Scheme or players? Dolphins need answers for defensive collapse

HOUSTON -- A somber Miami Dolphins locker room struggled to find the root of the problem that turned a promising, ball-hawk defense into one that's being exploited on multiple levels.

"Is it scheme? Are we not executing what we’re asking them to do? Do we have five guys who are off as far as what we are asking them to do?" coach Adam Gase asked. "Do we like what we’re doing? We need to dig deep and figure out where are these issues. Are they coming from the same guy every time?"

Whether it's scheme or players, somebody needs to be held accountable for the Dolphins' leaky defense, which started the season as the team's strongest group.

"We just haven't been playing well. Either we're getting out of gaps or they're, I don't wanna say, out-scheming us?" Dolphins DE Robert Quinn

Thursday night was embarrassing -- Deshaun Watson completed 80 percent of his passes, threw for five touchdowns, and finished with a near-perfect 156 QB rating. Lamar Miller ran wild for 133 yards. Will Fuller and Hopkins combined for 206 yards and three touchdowns.

"As a defense, we got to look ourselves in the mirror over the next few games," defensive tackle Akeem Spence said. "When we execute, we play good run defense and we play good defense. When we don't, we're looking at each other like what the hell is going on?"

First things first, Gase said defensive coordinator Matt Burke's job is not in jeopardy right now. Burke was seen on the sideline slamming a tablet to the ground after a coverage bust allowed a 49-yard Hopkins touchdown.

"I haven’t even thought about that. In my head, I’m saying I don’t see that happening. We need to go back and figure out what is going on where we’re giving up these massive amounts of yardage in the run game," Gase said.

Miami gave up 248 rushing yards against Detroit last week on 7.1 yards per carry, and followed up by giving 188 rushing yards on 5.4 yards per carry to Houston.
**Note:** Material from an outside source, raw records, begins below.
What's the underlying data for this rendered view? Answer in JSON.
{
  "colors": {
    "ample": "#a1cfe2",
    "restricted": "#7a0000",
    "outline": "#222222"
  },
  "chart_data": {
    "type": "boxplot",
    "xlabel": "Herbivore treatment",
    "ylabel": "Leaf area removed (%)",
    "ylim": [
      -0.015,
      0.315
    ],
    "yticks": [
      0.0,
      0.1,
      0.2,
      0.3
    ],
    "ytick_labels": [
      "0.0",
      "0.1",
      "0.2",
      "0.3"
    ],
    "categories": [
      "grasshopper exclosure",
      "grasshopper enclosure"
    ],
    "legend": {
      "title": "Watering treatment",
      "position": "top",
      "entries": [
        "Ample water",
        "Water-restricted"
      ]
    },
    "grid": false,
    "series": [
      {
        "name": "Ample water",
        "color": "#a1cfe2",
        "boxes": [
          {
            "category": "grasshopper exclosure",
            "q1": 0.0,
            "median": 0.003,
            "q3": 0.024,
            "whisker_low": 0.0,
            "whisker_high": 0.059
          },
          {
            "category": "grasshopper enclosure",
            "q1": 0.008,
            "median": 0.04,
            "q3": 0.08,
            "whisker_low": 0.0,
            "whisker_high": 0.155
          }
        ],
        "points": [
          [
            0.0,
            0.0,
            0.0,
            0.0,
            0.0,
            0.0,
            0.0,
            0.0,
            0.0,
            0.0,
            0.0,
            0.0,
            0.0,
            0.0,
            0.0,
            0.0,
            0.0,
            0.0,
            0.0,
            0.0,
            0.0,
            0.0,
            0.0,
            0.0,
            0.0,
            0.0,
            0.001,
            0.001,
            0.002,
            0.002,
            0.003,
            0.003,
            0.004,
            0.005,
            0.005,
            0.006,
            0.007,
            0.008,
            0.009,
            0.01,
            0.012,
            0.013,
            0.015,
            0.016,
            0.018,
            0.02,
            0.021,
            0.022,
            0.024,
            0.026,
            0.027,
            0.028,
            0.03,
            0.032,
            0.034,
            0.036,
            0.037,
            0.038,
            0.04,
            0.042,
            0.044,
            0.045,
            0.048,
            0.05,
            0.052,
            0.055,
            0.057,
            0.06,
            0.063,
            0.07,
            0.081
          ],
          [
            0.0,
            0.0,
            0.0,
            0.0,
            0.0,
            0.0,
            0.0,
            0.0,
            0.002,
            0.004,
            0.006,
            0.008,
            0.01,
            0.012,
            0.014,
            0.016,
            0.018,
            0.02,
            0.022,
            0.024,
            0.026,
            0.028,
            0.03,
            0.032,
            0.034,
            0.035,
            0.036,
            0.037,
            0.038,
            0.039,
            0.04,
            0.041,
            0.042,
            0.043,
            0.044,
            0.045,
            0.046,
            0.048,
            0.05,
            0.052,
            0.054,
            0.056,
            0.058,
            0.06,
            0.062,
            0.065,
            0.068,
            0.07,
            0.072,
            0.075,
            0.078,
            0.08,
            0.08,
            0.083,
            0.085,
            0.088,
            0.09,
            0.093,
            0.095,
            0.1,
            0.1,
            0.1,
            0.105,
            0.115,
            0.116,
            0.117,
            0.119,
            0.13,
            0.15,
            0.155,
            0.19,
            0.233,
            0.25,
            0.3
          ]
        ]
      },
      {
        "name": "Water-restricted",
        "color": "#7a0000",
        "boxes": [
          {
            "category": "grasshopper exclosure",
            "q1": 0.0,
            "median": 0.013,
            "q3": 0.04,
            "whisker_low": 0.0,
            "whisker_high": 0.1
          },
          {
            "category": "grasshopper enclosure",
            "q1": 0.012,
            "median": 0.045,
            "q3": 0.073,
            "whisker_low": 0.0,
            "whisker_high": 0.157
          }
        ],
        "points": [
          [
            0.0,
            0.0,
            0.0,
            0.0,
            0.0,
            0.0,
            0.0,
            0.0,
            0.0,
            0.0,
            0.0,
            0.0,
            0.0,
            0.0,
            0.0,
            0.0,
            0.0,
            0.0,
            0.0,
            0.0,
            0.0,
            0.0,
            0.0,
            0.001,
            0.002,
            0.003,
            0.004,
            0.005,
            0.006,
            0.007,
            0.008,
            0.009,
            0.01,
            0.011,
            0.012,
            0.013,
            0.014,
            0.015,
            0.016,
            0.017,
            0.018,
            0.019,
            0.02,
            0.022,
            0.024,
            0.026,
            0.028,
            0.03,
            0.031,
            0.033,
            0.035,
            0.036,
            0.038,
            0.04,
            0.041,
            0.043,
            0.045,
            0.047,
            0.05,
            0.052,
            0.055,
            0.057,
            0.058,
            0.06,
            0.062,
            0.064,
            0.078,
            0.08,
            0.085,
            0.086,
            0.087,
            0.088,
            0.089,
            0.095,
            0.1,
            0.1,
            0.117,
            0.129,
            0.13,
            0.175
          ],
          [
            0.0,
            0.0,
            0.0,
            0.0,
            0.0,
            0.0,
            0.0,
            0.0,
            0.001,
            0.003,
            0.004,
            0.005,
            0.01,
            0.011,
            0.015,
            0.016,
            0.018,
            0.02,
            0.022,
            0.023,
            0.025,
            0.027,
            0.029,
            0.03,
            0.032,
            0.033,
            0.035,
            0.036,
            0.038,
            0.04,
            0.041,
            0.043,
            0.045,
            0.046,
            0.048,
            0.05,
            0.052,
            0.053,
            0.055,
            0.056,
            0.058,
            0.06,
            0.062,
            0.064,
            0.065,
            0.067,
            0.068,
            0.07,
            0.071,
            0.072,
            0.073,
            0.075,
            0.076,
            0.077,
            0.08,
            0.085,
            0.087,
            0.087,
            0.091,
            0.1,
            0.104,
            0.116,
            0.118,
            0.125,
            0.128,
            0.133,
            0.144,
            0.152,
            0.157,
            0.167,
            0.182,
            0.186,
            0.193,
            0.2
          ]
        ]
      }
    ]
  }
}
They've given up runs of more than 50 yards in back-to-back games.

"The past two weeks, we've played terrible in the run game. I know it's team defense, but as D-linemen we hold that upon ourselves," defensive end Robert Quinn said. "We just haven't been playing well. Either we're getting out of gaps or they're, I don't wanna say, out-scheming us?"

The defensive line plays a big role in the Dolphins' run game struggles, but poor tackling and block shedding from the linebackers and secondary has also contributed to the gaping holes in the defense. Quinn admitted it's "frustrating" to see Houston running right down their throats.

Frustrating is a good word. It's hard to ponder Miami's defense following up on what Burke called a "collectively crappy effort" vs. the Lions with what we saw Thursday night vs. the Texans.

"Now we gotta take a hard look on the defense, where can we plug the holes," Gase said. "How can we fix certain things to make sure we have some more success against the run game?"

Spence said he doesn't believe the Dolphins' wide-9 defense is the issue. He points to "gap integrity" as the biggest common thread. Veteran defensive end Cameron Wake agreed.

"There is no defense from kiddy football, high school, college where players are uncovered or defense where gaps aren't filled, so any time you see that like tonight where there is a guy running through the gap untouched or a receiver running free ... umm ...there's an error somewhere, so whether it's miscommunication or bad read," Wake said.

Run defense isn't the only issue. Coming into Thursday night's game, Deshaun Watson had been hit 68 times and sacked 26 times more than any QB in the league, per NFL Research. The Dolphins got just one QB hit and no sacks.

There are too many talented Dolphins players who aren't contributing up to their standard. Three of the Dolphins' five highest-paid defenders -- DEs Quinn, Wake and Andre Branch -- combined for zero sacks and zero quarterback hits Thursday.

Miami's coaches have talked a lot about pressures and disruptions, but it's time to start requesting real results.

This secondary leads the NFL in interceptions, but too often there are coverage busts like we saw on the Hopkins touchdown.

"A guy running in your secondary free like that, especially a guy like Hopkins, nine times out of 10 you want a body on him. I don't know what coverage we're in. We got to be good with our eyes," Spence said. "We got a good secondary, we got to get back to turnovers, catching picks."

Gase said he trusts his defense. He trusts Burke to get this thing turned around.

"When Vance (Joseph) left, I trusted Matt to get this thing going in the right direction. There were a lot of good things that happened over the last two years," Gase said. "We can't be afraid to change if we have to."